On September 8th, the CBS show 60 Minutes II ran a story bringing to light which purported to show that when President Bush was in the National Guard he failed to obey orders. The memos were supposed to have been written in the early 1970s by a Lieutenant Colonel Jerry B. Killian. (Who is, as it happens, died in 1984.)
Pretty damning stuff. Just one problem -- there is mounting evidence collected by the blogosphere that the documents were forgeries. And not very good forgeries at that. A lot of bloggers are designers and computer geeks. People who pay attention to things like proportional spacing, kerning, superscript text and the other features of modern word processing. Guess what?

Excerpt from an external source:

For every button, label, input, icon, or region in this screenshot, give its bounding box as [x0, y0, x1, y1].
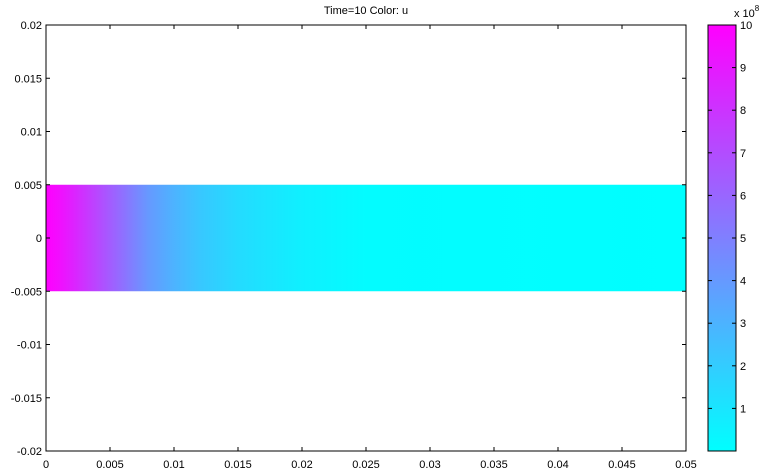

A letter by letter comparison of one of the purported memos with a version typed in Microsoft Word by Charles Johnson at the blog Little Green Footballs reveals: The spacing is not just similar -- it is identical in every respect. To hammer his point home Johnson superimposes the purported memo with his Microsoft Word, typed today version. Literally 1:1, not even fuzzy, not a letter out of place.
But if that doesn't convince you it was faked, the type in the document is KERNED. Kerning is the typesetter's art of spacing various letters in such a manner that they are 'grouped' for better readability. Word processors do this automatically. NO TYPEWRITER CAN PHYSICALLY DO THIS. (Example, in the word To, the o comes under the top of the T or in the word my, the y comes under the m).
Now, unless the government had access to Office 2003 back in the 1970s (possible explanations include time machine, alien technology, I'm sure our Area 51 people can come up with ideas) something about that seems a bit fishy.